The whole gallbladder, sphincter of oddi dysfunction and pancreatitis trifecta o' fun is driving the health nuts in my life crazy.
You should do energy healing.
See my chiropracter.
Take these vitamins.
Do a detox.
I'm pretty open to alternative therapies. Long time readers will know that I've tried lots of off-the-books things in an attempt to improve my health. Some of them were very helpful, but there are limitations.
1. Alternative medicine or therapies tend to have mild effects that require constant input of money and procedures/pills to maintain. They are rarely curative in my experience. Helpful, yes. Worth trying? Yes. The cure? No, not so much. See also: Expensive.
2. Alternative medicine and therapies don't hold themselves to rigorous standards. Claims of being able to cure various ailments are made without blinking and without much scientific investigation (from what I've observed). There is science going on, but in day-to-day practice I heard a lot of unsubstantiated statements such as 'you won't have asthma anymore.'
Ha.
Sorry, folks, I will still have asthma no matter how many Meyer's Cocktails I shoot into my veins. The expensive (and foul tasting) vitamins don't stop the asthma either. The IVs helped keep me out of the hospital when I had bronchitis, they were better and more effective than a nebulizer treatment but they didn't make me asthma free. If I could afford the IVs, I would do them before going to the ER in the future, but there's no insurance coverage and they're $300-$400 a pop. (Also, alternative docs don't work nights or weekends and shut their clinics down for their vacations with no back up.)

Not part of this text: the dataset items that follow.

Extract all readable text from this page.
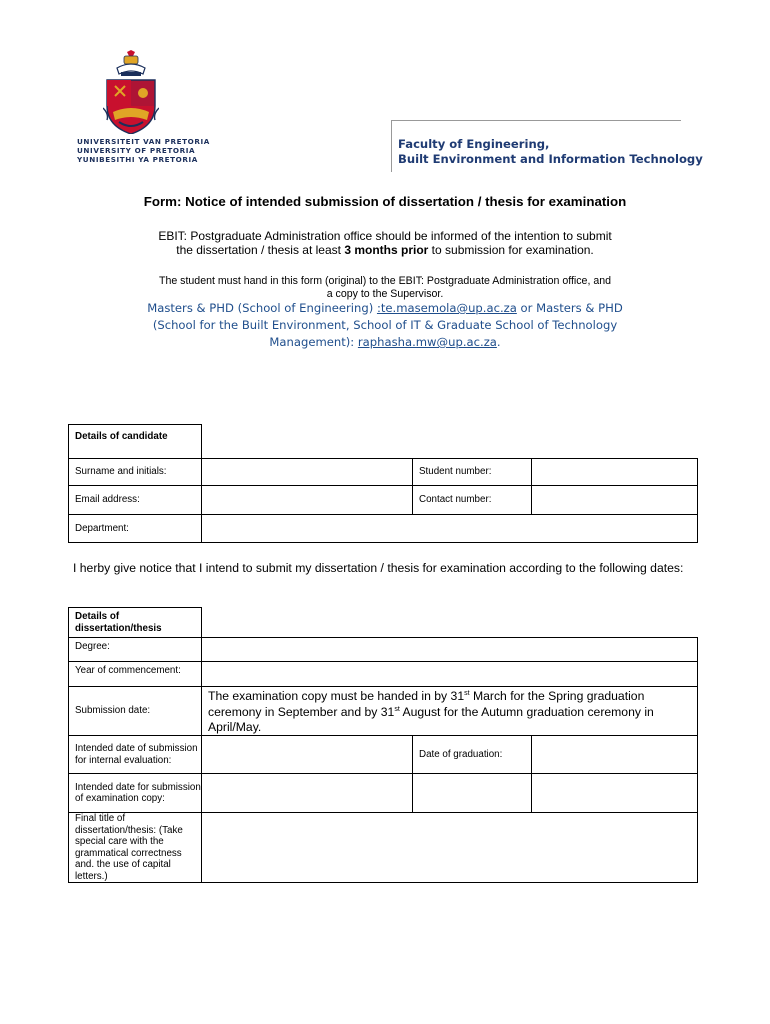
UNIVERSITEIT VAN PRETORIA
UNIVERSITY OF PRETORIA
YUNIBESITHI YA PRETORIA
Faculty of Engineering,
Built Environment and Information Technology
Form: Notice of intended submission of dissertation / thesis for examination
EBIT: Postgraduate Administration office should be informed of the intention to submit
the dissertation / thesis at least 3 months prior to submission for examination.
The student must hand in this form (original) to the EBIT: Postgraduate Administration office, and
a copy to the Supervisor.
Masters & PHD (School of Engineering) :te.masemola@up.ac.za or Masters & PHD
(School for the Built Environment, School of IT & Graduate School of Technology
Management): raphasha.mw@up.ac.za.
Details of candidate
Surname and initials:	Student number:
Email address:	Contact number:
Department:
I herby give notice that I intend to submit my dissertation / thesis for examination according to the following dates:
Details of dissertation/thesis
Degree:
Year of commencement:
Submission date:
The examination copy must be handed in by 31st March for the Spring graduation ceremony in September and by 31st August for the Autumn graduation ceremony in April/May.
Intended date of submission for internal evaluation:
Date of graduation:
Intended date for submission of examination copy:
Final title of dissertation/thesis: (Take special care with the grammatical correctness and. the use of capital letters.)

There are limits, but alternative medicine doesn't like to recognize them.What's so scary to me about this is the alternative doctors routinely tell patients to stop taking all their medicine. Why? Because they are going to be cured of all that ails them! My alternative doc wanted me to cold turkey my asthma meds. This is crazy because it would have removed steroids from my system when my HPA axis was already struggling, and also I have asthma. It's not going away. I ignored them and kept sucking on my inhalers.
Maybe in 1950, you could have done the IVs and the vitamins and the super special diet and achieved something close to a cure, but our standard of living is so different now, the food quality is not the same and the environment has things in it that didn't exist back then. How can you reset a person's health when the environment itself has not been reset? You can't. Not even with a vegan diet and fancy vitamins.

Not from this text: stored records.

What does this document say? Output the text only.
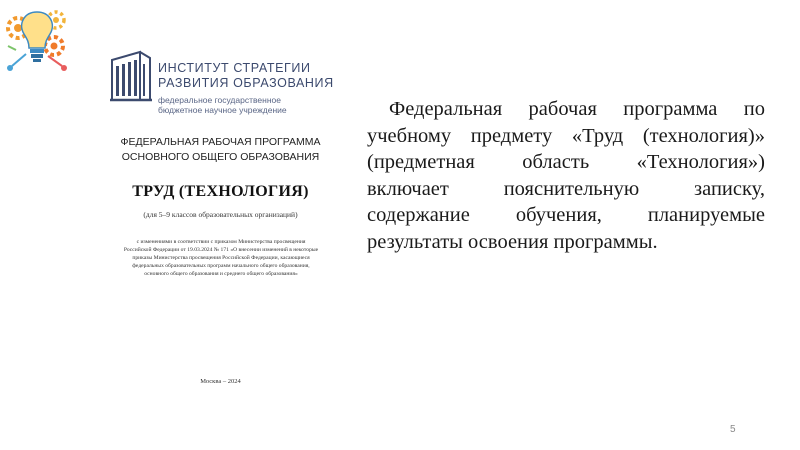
ИНСТИТУТ СТРАТЕГИИ
РАЗВИТИЯ ОБРАЗОВАНИЯ
федеральное государственное
бюджетное научное учреждение
ФЕДЕРАЛЬНАЯ РАБОЧАЯ ПРОГРАММА
ОСНОВНОГО ОБЩЕГО ОБРАЗОВАНИЯ
ТРУД (ТЕХНОЛОГИЯ)
(для 5–9 классов образовательных организаций)
с изменениями в соответствии с приказом Министерства просвещения
Российской Федерации от 19.03.2024 № 171 «О внесении изменений в некоторые
приказы Министерства просвещения Российской Федерации, касающиеся
федеральных образовательных программ начального общего образования,
основного общего образования и среднего общего образования»
Москва – 2024

Федеральная рабочая программа по учебному предмету «Труд (технология)» (предметная область «Технология») включает пояснительную записку, содержание обучения, планируемые результаты освоения программы.

5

It's not that simple unless we're talking the stereotypical patient living on fast food and the only vegetable they touch is the pickle on their hamburger. Those people probably would notice a change, but I was already gluten free, juicing and making spinach smoothies so...
3. There are side effects and risks. Alternative medicine isn't necessarily any more or less benign than allopathic medicine. I tried licorice for the adrenal insufficiency, but had to stop because it jacked up my blood pressure.

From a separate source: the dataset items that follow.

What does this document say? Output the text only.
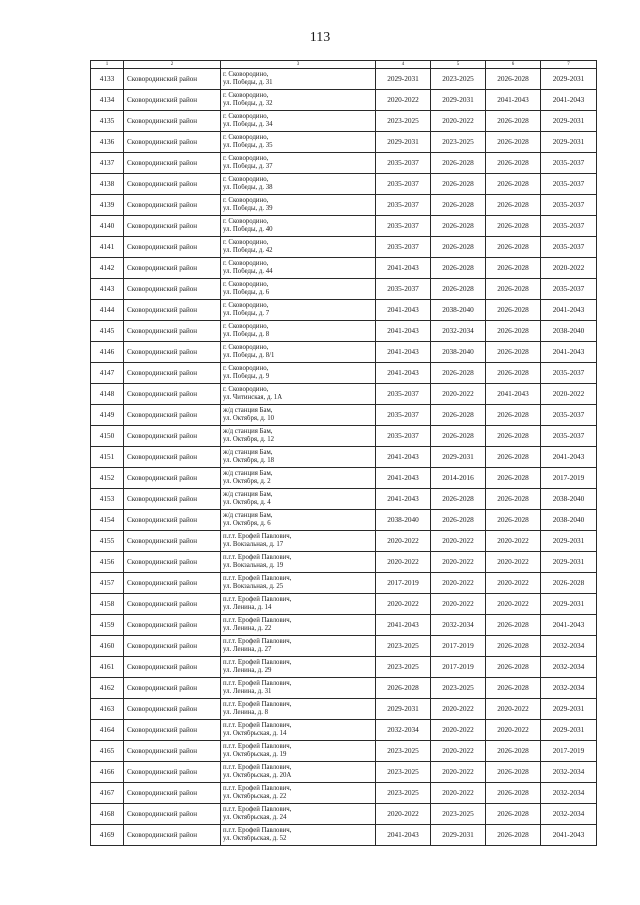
113
1	2	3	4	5	6	7
4133	Сковородинский район	г. Сковородино,
ул. Победы, д. 31	2029-2031	2023-2025	2026-2028	2029-2031
4134	Сковородинский район	г. Сковородино,
ул. Победы, д. 32	2020-2022	2029-2031	2041-2043	2041-2043
4135	Сковородинский район	г. Сковородино,
ул. Победы, д. 34	2023-2025	2020-2022	2026-2028	2029-2031
4136	Сковородинский район	г. Сковородино,
ул. Победы, д. 35	2029-2031	2023-2025	2026-2028	2029-2031
4137	Сковородинский район	г. Сковородино,
ул. Победы, д. 37	2035-2037	2026-2028	2026-2028	2035-2037
4138	Сковородинский район	г. Сковородино,
ул. Победы, д. 38	2035-2037	2026-2028	2026-2028	2035-2037
4139	Сковородинский район	г. Сковородино,
ул. Победы, д. 39	2035-2037	2026-2028	2026-2028	2035-2037
4140	Сковородинский район	г. Сковородино,
ул. Победы, д. 40	2035-2037	2026-2028	2026-2028	2035-2037
4141	Сковородинский район	г. Сковородино,
ул. Победы, д. 42	2035-2037	2026-2028	2026-2028	2035-2037
4142	Сковородинский район	г. Сковородино,
ул. Победы, д. 44	2041-2043	2026-2028	2026-2028	2020-2022
4143	Сковородинский район	г. Сковородино,
ул. Победы, д. 6	2035-2037	2026-2028	2026-2028	2035-2037
4144	Сковородинский район	г. Сковородино,
ул. Победы, д. 7	2041-2043	2038-2040	2026-2028	2041-2043
4145	Сковородинский район	г. Сковородино,
ул. Победы, д. 8	2041-2043	2032-2034	2026-2028	2038-2040
4146	Сковородинский район	г. Сковородино,
ул. Победы, д. 8/1	2041-2043	2038-2040	2026-2028	2041-2043
4147	Сковородинский район	г. Сковородино,
ул. Победы, д. 9	2041-2043	2026-2028	2026-2028	2035-2037
4148	Сковородинский район	г. Сковородино,
ул. Читинская, д. 1А	2035-2037	2020-2022	2041-2043	2020-2022
4149	Сковородинский район	ж/д станция Бам,
ул. Октября, д. 10	2035-2037	2026-2028	2026-2028	2035-2037
4150	Сковородинский район	ж/д станция Бам,
ул. Октября, д. 12	2035-2037	2026-2028	2026-2028	2035-2037
4151	Сковородинский район	ж/д станция Бам,
ул. Октября, д. 18	2041-2043	2029-2031	2026-2028	2041-2043
4152	Сковородинский район	ж/д станция Бам,
ул. Октября, д. 2	2041-2043	2014-2016	2026-2028	2017-2019
4153	Сковородинский район	ж/д станция Бам,
ул. Октября, д. 4	2041-2043	2026-2028	2026-2028	2038-2040
4154	Сковородинский район	ж/д станция Бам,
ул. Октября, д. 6	2038-2040	2026-2028	2026-2028	2038-2040
4155	Сковородинский район	п.г.т. Ерофей Павлович,
ул. Вокзальная, д. 17	2020-2022	2020-2022	2020-2022	2029-2031
4156	Сковородинский район	п.г.т. Ерофей Павлович,
ул. Вокзальная, д. 19	2020-2022	2020-2022	2020-2022	2029-2031
4157	Сковородинский район	п.г.т. Ерофей Павлович,
ул. Вокзальная, д. 25	2017-2019	2020-2022	2020-2022	2026-2028
4158	Сковородинский район	п.г.т. Ерофей Павлович,
ул. Ленина, д. 14	2020-2022	2020-2022	2020-2022	2029-2031
4159	Сковородинский район	п.г.т. Ерофей Павлович,
ул. Ленина, д. 22	2041-2043	2032-2034	2026-2028	2041-2043
4160	Сковородинский район	п.г.т. Ерофей Павлович,
ул. Ленина, д. 27	2023-2025	2017-2019	2026-2028	2032-2034
4161	Сковородинский район	п.г.т. Ерофей Павлович,
ул. Ленина, д. 29	2023-2025	2017-2019	2026-2028	2032-2034
4162	Сковородинский район	п.г.т. Ерофей Павлович,
ул. Ленина, д. 31	2026-2028	2023-2025	2026-2028	2032-2034
4163	Сковородинский район	п.г.т. Ерофей Павлович,
ул. Ленина, д. 8	2029-2031	2020-2022	2020-2022	2029-2031
4164	Сковородинский район	п.г.т. Ерофей Павлович,
ул. Октябрьская, д. 14	2032-2034	2020-2022	2020-2022	2029-2031
4165	Сковородинский район	п.г.т. Ерофей Павлович,
ул. Октябрьская, д. 19	2023-2025	2020-2022	2026-2028	2017-2019
4166	Сковородинский район	п.г.т. Ерофей Павлович,
ул. Октябрьская, д. 20А	2023-2025	2020-2022	2026-2028	2032-2034
4167	Сковородинский район	п.г.т. Ерофей Павлович,
ул. Октябрьская, д. 22	2023-2025	2020-2022	2026-2028	2032-2034
4168	Сковородинский район	п.г.т. Ерофей Павлович,
ул. Октябрьская, д. 24	2020-2022	2023-2025	2026-2028	2032-2034
4169	Сковородинский район	п.г.т. Ерофей Павлович,
ул. Октябрьская, д. 52	2041-2043	2029-2031	2026-2028	2041-2043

To me, cutting out my gallbladder is the neatest solution. It carries risks as well, I'm aware of that, but long term, I believe the outcome of surgery is better established than if I went to the chiropracter every week, took special vitamins every day etc... I do not want to end up in situation where I've gone all natural with my medical care only to have stones build up in my gallbladder resulting in a more serious case of pancreatitis than I've already had.
That being said, I would love to see more research on alternative methods. Particularly the IVs for asthma. There IS something valuable there, but it gets clouded by all the snakeoil charmers.